- When you file your unemployment claim, it lasts for one benefit year. Your California unemployment benefit year is the 52 weeks that follow the Sunday preceding the day you filed your initial claim. You can go off your unemployment and restart it during your benefit year, picking up exactly where you left off in terms of benefit amount and eligibility. After your benefit year, you must refile your claim, receiving a new eligibility and compensation determination.
- During your benefit year, the California Employment Development Department assigns you a maximum benefit amount (MBA), which is the total amount of compensation you can collect. If you reach your MBA, your claim ends until the benefit year is over and you can refile it. California MBA is equal to half of your insured wages earned during your base period. Insured wages come from work insured under the state’s unemployment insurance laws. Your base period is the first four of the last five full calendar quarters before you filed for benefits.
- California unemployment insurance law limits the amount you can collect per benefit year. This ensures that the money in the unemployment insurance trust fund is enough to go around and prevents claimants from making unemployment their only source of income each year. As of September 2011, you can’t collect more than 26 times your weekly benefit amount in California per benefit year.

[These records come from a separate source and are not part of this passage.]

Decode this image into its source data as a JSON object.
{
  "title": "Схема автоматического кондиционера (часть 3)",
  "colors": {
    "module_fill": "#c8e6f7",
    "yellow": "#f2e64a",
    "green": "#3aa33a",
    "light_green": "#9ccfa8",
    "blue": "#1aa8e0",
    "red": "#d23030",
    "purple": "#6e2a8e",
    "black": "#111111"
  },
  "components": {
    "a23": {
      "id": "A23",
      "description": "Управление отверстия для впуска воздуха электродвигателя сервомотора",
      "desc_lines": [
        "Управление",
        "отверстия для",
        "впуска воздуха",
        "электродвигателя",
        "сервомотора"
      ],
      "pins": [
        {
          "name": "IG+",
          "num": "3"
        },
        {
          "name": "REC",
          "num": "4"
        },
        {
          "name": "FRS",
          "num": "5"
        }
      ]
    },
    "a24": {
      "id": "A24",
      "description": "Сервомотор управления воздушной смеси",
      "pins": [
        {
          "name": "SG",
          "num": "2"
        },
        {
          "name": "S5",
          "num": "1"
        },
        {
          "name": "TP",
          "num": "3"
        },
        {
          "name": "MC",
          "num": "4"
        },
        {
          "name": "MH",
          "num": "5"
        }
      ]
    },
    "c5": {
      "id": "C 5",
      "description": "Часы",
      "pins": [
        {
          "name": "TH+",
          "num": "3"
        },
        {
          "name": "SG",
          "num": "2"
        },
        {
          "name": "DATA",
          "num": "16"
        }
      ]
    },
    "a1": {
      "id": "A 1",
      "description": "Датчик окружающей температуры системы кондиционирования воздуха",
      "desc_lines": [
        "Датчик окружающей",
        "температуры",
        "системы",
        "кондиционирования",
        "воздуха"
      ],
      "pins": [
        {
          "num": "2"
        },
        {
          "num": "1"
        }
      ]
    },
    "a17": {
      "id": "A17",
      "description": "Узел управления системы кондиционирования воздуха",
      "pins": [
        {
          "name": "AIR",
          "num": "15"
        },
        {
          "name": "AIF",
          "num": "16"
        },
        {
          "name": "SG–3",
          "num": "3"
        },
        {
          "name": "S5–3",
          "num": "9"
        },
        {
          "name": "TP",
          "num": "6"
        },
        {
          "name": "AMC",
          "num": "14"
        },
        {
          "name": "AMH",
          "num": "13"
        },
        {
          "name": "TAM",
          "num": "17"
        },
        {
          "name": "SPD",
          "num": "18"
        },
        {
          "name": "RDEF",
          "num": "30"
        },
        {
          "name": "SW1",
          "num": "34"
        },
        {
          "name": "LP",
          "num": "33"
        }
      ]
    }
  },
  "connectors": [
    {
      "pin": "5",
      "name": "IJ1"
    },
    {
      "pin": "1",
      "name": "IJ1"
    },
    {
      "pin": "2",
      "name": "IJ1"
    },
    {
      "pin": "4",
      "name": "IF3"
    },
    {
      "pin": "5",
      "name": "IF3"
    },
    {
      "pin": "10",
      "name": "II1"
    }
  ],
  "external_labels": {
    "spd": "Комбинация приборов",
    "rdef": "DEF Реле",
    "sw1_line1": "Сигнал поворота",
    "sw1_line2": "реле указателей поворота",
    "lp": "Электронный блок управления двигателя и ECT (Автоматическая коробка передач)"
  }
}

- In 2008, Congress passed legislation that offered federally funded unemployment extensions to long-term unemployed claimants. There are four tiers, with the first two tiers available in all states and the last two only available in states with excessively high total unemployment rates. To participate in each level you must exhaust previous levels of benefits by Jan. 3, 2012. These extensions are separate from your California unemployment and only occur when you’ve maxed out your regular state benefits.